Budgett, a Briton who won a rowing gold at the 1984 Olympics, gave no details of the mistake the cost the lab its accreditation, but the head of the facility said in July there had been problems with the implementation of new equipment.

The lab will be processing about 6,000 blood and urine tests during the Games and any suggestion of it not being up to standard could have further overshadowed an Olympics already grappling with huge doping issues.

Dozens of Russian athletes, including virtually the entire track and field team, were suspended as part of sanctions against the country of its systematic state-backed doping programme that also included the Sochi 2014 Winter Olympics.

The Russian lab was used to switch clean samples for positive doping samples of Russian athletes with the help of the Russian secret service and the head of the lab, as highlighted in a report commissioned by WADA.

“At the time we thought we had great expertise in place but when you have director of lab involved then that is a challenge,” Budgett said.

“Could we have done things differently?

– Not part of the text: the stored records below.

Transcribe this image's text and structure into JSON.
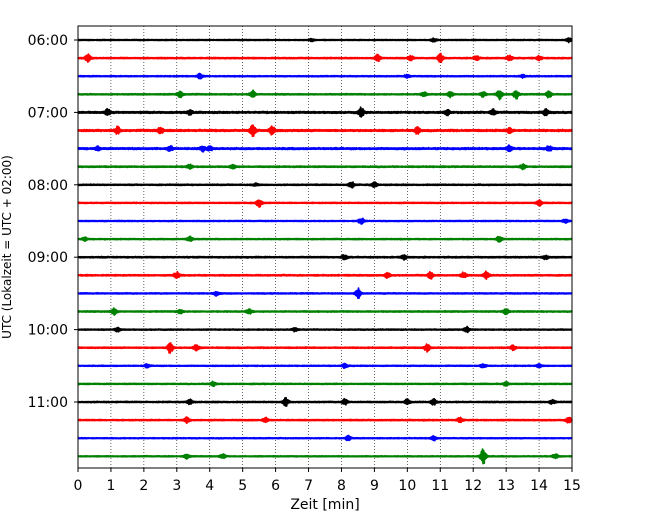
{
  "chart_data": {
    "type": "line",
    "title": "",
    "xlabel": "Zeit  [min]",
    "ylabel": "UTC (Lokalzeit = UTC + 02:00)",
    "xlim": [
      0,
      15
    ],
    "x_ticks": [
      "0",
      "1",
      "2",
      "3",
      "4",
      "5",
      "6",
      "7",
      "8",
      "9",
      "10",
      "11",
      "12",
      "13",
      "14",
      "15"
    ],
    "y_tick_labels": [
      "06:00",
      "07:00",
      "08:00",
      "09:00",
      "10:00",
      "11:00"
    ],
    "grid": "vertical dotted at each minute",
    "trace_colors": [
      "#000000",
      "#ff0000",
      "#0000ff",
      "#008000"
    ],
    "rows": [
      "06:00",
      "06:15",
      "06:30",
      "06:45",
      "07:00",
      "07:15",
      "07:30",
      "07:45",
      "08:00",
      "08:15",
      "08:30",
      "08:45",
      "09:00",
      "09:15",
      "09:30",
      "09:45",
      "10:00",
      "10:15",
      "10:30",
      "10:45",
      "11:00",
      "11:15",
      "11:30",
      "11:45"
    ],
    "base_amplitude": [
      0.4,
      0.5,
      0.45,
      0.5,
      0.75,
      0.8,
      0.75,
      0.55,
      0.5,
      0.45,
      0.4,
      0.45,
      0.55,
      0.55,
      0.45,
      0.5,
      0.45,
      0.5,
      0.4,
      0.45,
      0.5,
      0.5,
      0.4,
      0.4
    ],
    "events": [
      [
        [
          7.1,
          0.6
        ],
        [
          10.8,
          0.8
        ],
        [
          14.9,
          1.0
        ]
      ],
      [
        [
          0.3,
          2.0
        ],
        [
          9.1,
          1.6
        ],
        [
          10.1,
          1.2
        ],
        [
          11.0,
          2.2
        ],
        [
          12.1,
          1.1
        ],
        [
          13.1,
          1.4
        ],
        [
          14.0,
          1.0
        ]
      ],
      [
        [
          3.7,
          1.2
        ],
        [
          10.0,
          0.9
        ],
        [
          13.5,
          0.7
        ]
      ],
      [
        [
          3.1,
          1.6
        ],
        [
          5.3,
          1.8
        ],
        [
          10.5,
          1.2
        ],
        [
          11.3,
          1.6
        ],
        [
          12.3,
          1.4
        ],
        [
          12.8,
          2.4
        ],
        [
          13.3,
          2.2
        ],
        [
          14.3,
          1.8
        ]
      ],
      [
        [
          0.9,
          1.6
        ],
        [
          3.4,
          1.1
        ],
        [
          8.6,
          2.2
        ],
        [
          11.2,
          1.4
        ],
        [
          12.6,
          1.4
        ],
        [
          14.2,
          1.6
        ]
      ],
      [
        [
          1.2,
          1.8
        ],
        [
          2.5,
          1.6
        ],
        [
          5.3,
          3.2
        ],
        [
          5.9,
          2.2
        ],
        [
          10.3,
          1.6
        ],
        [
          13.1,
          1.3
        ]
      ],
      [
        [
          0.6,
          0.9
        ],
        [
          2.8,
          1.2
        ],
        [
          3.8,
          1.3
        ],
        [
          4.0,
          1.0
        ],
        [
          13.1,
          1.5
        ],
        [
          14.3,
          1.2
        ]
      ],
      [
        [
          3.4,
          1.2
        ],
        [
          4.7,
          1.1
        ],
        [
          13.5,
          1.4
        ]
      ],
      [
        [
          5.4,
          0.6
        ],
        [
          8.3,
          1.5
        ],
        [
          9.0,
          1.3
        ]
      ],
      [
        [
          5.5,
          2.0
        ],
        [
          14.0,
          1.4
        ]
      ],
      [
        [
          8.6,
          1.6
        ],
        [
          14.8,
          0.9
        ]
      ],
      [
        [
          0.2,
          0.9
        ],
        [
          3.4,
          1.2
        ],
        [
          12.8,
          1.6
        ]
      ],
      [
        [
          8.1,
          1.4
        ],
        [
          9.9,
          1.2
        ],
        [
          14.2,
          1.0
        ]
      ],
      [
        [
          3.0,
          1.6
        ],
        [
          9.4,
          1.3
        ],
        [
          10.7,
          1.7
        ],
        [
          11.7,
          1.4
        ],
        [
          12.4,
          1.9
        ]
      ],
      [
        [
          4.2,
          1.1
        ],
        [
          8.5,
          2.6
        ]
      ],
      [
        [
          1.1,
          1.6
        ],
        [
          3.1,
          1.0
        ],
        [
          5.2,
          1.2
        ],
        [
          13.0,
          1.3
        ]
      ],
      [
        [
          1.2,
          1.0
        ],
        [
          6.6,
          1.0
        ],
        [
          11.8,
          1.4
        ]
      ],
      [
        [
          2.8,
          3.0
        ],
        [
          3.6,
          1.6
        ],
        [
          10.6,
          2.0
        ],
        [
          13.2,
          1.2
        ]
      ],
      [
        [
          2.1,
          0.8
        ],
        [
          8.1,
          1.2
        ],
        [
          12.3,
          1.0
        ],
        [
          14.0,
          1.0
        ]
      ],
      [
        [
          4.1,
          1.3
        ],
        [
          13.0,
          1.1
        ]
      ],
      [
        [
          3.4,
          1.3
        ],
        [
          6.3,
          2.2
        ],
        [
          8.1,
          1.6
        ],
        [
          10.0,
          1.4
        ],
        [
          10.8,
          1.5
        ],
        [
          14.4,
          1.0
        ]
      ],
      [
        [
          3.3,
          1.5
        ],
        [
          5.7,
          1.3
        ],
        [
          11.6,
          1.4
        ],
        [
          14.9,
          1.3
        ]
      ],
      [
        [
          8.2,
          1.2
        ],
        [
          10.8,
          1.2
        ]
      ],
      [
        [
          3.3,
          1.3
        ],
        [
          4.4,
          1.2
        ],
        [
          12.3,
          4.2
        ],
        [
          14.5,
          1.3
        ]
      ]
    ]
  }
}
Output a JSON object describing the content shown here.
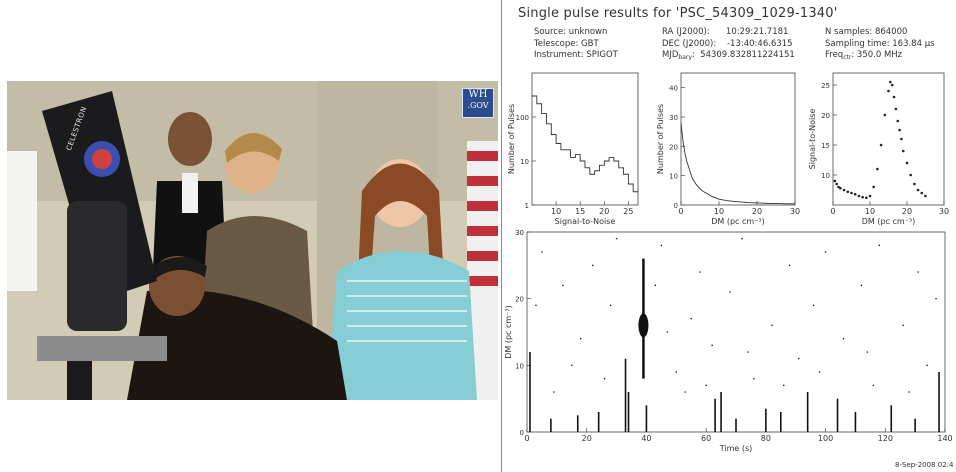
{
  "photo": {
    "badge": {
      "line1": "WH",
      "line2": ".GOV"
    },
    "telescope_brand": "CELESTRON"
  },
  "results": {
    "title": "Single pulse results for 'PSC_54309_1029-1340'",
    "meta_col1": [
      "Source: unknown",
      "Telescope: GBT",
      "Instrument: SPIGOT"
    ],
    "meta_col2": {
      "ra": "RA (J2000):      10:29:21.7181",
      "dec": "DEC (J2000):    -13:40:46.6315",
      "mjd_prefix": "MJD",
      "mjd_sub": "bary",
      "mjd_value": ":  54309.832811224151"
    },
    "meta_col3": {
      "nsamples": "N samples: 864000",
      "sampling": "Sampling time: 163.84 µs",
      "freq_prefix": "Freq",
      "freq_sub": "ctr",
      "freq_value": ": 350.0 MHz"
    },
    "date_stamp": "8-Sep-2008 02:4"
  },
  "chart_data": [
    {
      "type": "line",
      "xlabel": "Signal-to-Noise",
      "ylabel": "Number of Pulses",
      "yscale": "log",
      "xlim": [
        5,
        27
      ],
      "ylim": [
        1,
        1000
      ],
      "xticks": [
        "10",
        "15",
        "20",
        "25"
      ],
      "yticks": [
        "1",
        "10",
        "100"
      ],
      "series": [
        {
          "x": [
            5,
            6,
            7,
            8,
            9,
            10,
            11,
            12,
            13,
            14,
            15,
            16,
            17,
            18,
            19,
            20,
            21,
            22,
            23,
            24,
            25,
            26
          ],
          "y": [
            300,
            200,
            120,
            70,
            40,
            25,
            18,
            18,
            12,
            14,
            10,
            7,
            5,
            6,
            8,
            10,
            12,
            10,
            7,
            5,
            3,
            2
          ]
        }
      ]
    },
    {
      "type": "line",
      "xlabel": "DM (pc cm⁻³)",
      "ylabel": "Number of Pulses",
      "xlim": [
        0,
        30
      ],
      "ylim": [
        0,
        45
      ],
      "xticks": [
        "0",
        "10",
        "20",
        "30"
      ],
      "yticks": [
        "0",
        "10",
        "20",
        "30",
        "40"
      ],
      "series": [
        {
          "x": [
            0,
            0.5,
            1,
            1.5,
            2,
            2.5,
            3,
            3.5,
            4,
            5,
            6,
            7,
            8,
            9,
            10,
            12,
            14,
            16,
            18,
            20,
            22,
            24,
            26,
            28,
            30
          ],
          "y": [
            28,
            22,
            18,
            15,
            13,
            11,
            9,
            8,
            7,
            5.5,
            4.5,
            3.8,
            3,
            2.5,
            2,
            1.5,
            1.2,
            1,
            0.8,
            0.7,
            0.6,
            0.5,
            0.5,
            0.4,
            0.4
          ]
        }
      ]
    },
    {
      "type": "scatter",
      "xlabel": "DM (pc cm⁻³)",
      "ylabel": "Signal-to-Noise",
      "xlim": [
        0,
        30
      ],
      "ylim": [
        5,
        27
      ],
      "xticks": [
        "0",
        "10",
        "20",
        "30"
      ],
      "yticks": [
        "10",
        "15",
        "20",
        "25"
      ],
      "series": [
        {
          "x": [
            0.5,
            1,
            1.5,
            2,
            3,
            4,
            5,
            6,
            7,
            8,
            9,
            10,
            11,
            12,
            13,
            14,
            15,
            15.5,
            16,
            16.5,
            17,
            17.5,
            18,
            18.5,
            19,
            20,
            21,
            22,
            23,
            24,
            25
          ],
          "y": [
            9,
            8.5,
            8,
            7.8,
            7.5,
            7.2,
            7,
            6.8,
            6.5,
            6.3,
            6.2,
            6.5,
            8,
            11,
            15,
            20,
            24,
            25.5,
            25,
            23,
            21,
            19,
            17.5,
            16,
            14,
            12,
            10,
            8.5,
            7.5,
            7,
            6.5
          ]
        }
      ]
    },
    {
      "type": "scatter",
      "xlabel": "Time (s)",
      "ylabel": "DM (pc cm⁻³)",
      "xlim": [
        0,
        140
      ],
      "ylim": [
        0,
        30
      ],
      "xticks": [
        "0",
        "20",
        "40",
        "60",
        "80",
        "100",
        "120",
        "140"
      ],
      "yticks": [
        "0",
        "10",
        "20",
        "30"
      ],
      "spikes": [
        {
          "t": 1,
          "dm_top": 12
        },
        {
          "t": 8,
          "dm_top": 2
        },
        {
          "t": 17,
          "dm_top": 2.5
        },
        {
          "t": 24,
          "dm_top": 3
        },
        {
          "t": 33,
          "dm_top": 11
        },
        {
          "t": 34,
          "dm_top": 6
        },
        {
          "t": 40,
          "dm_top": 4
        },
        {
          "t": 63,
          "dm_top": 5
        },
        {
          "t": 65,
          "dm_top": 6
        },
        {
          "t": 70,
          "dm_top": 2
        },
        {
          "t": 80,
          "dm_top": 3.5
        },
        {
          "t": 85,
          "dm_top": 3
        },
        {
          "t": 94,
          "dm_top": 6
        },
        {
          "t": 104,
          "dm_top": 5
        },
        {
          "t": 110,
          "dm_top": 3
        },
        {
          "t": 122,
          "dm_top": 4
        },
        {
          "t": 130,
          "dm_top": 2
        },
        {
          "t": 138,
          "dm_top": 9
        }
      ],
      "pulse": {
        "t": 39,
        "dm_min": 8,
        "dm_max": 26,
        "dm_peak": 16
      },
      "noise": [
        [
          5,
          27
        ],
        [
          12,
          22
        ],
        [
          18,
          14
        ],
        [
          22,
          25
        ],
        [
          28,
          19
        ],
        [
          45,
          28
        ],
        [
          50,
          9
        ],
        [
          55,
          17
        ],
        [
          58,
          24
        ],
        [
          62,
          13
        ],
        [
          68,
          21
        ],
        [
          72,
          29
        ],
        [
          76,
          8
        ],
        [
          82,
          16
        ],
        [
          88,
          25
        ],
        [
          91,
          11
        ],
        [
          96,
          19
        ],
        [
          100,
          27
        ],
        [
          106,
          14
        ],
        [
          112,
          22
        ],
        [
          116,
          7
        ],
        [
          118,
          28
        ],
        [
          126,
          16
        ],
        [
          131,
          24
        ],
        [
          134,
          10
        ],
        [
          137,
          20
        ],
        [
          9,
          6
        ],
        [
          26,
          8
        ],
        [
          47,
          15
        ],
        [
          53,
          6
        ],
        [
          74,
          12
        ],
        [
          86,
          7
        ],
        [
          98,
          9
        ],
        [
          114,
          12
        ],
        [
          128,
          6
        ],
        [
          3,
          19
        ],
        [
          15,
          10
        ],
        [
          30,
          29
        ],
        [
          43,
          22
        ],
        [
          60,
          7
        ]
      ]
    }
  ]
}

Yes, but at the time we had more external scrutiny than (there) normally is.”

Budgett said a number of security protocols were in place in Rio, including guards, access restrictions and cameras, to eliminate any possibility of tampering with samples.

“There is security presence from the national guard, private security at the lab, an extensive network of surveillance cameras. I get the footage of the door of the freezer,” he said.

Only authorised personnel, in pairs, can enter the freezer to access samples, he said.

International experts were also present inside the facility at the remote five-storey building on the island campus of the Federal University of Rio de Janeiro, along with observers, to make sure the process is executed correctly.

“The whole thing is very carefully controlled,” Budgett said.

So far three athletes have tested positive for banned substances at the Games.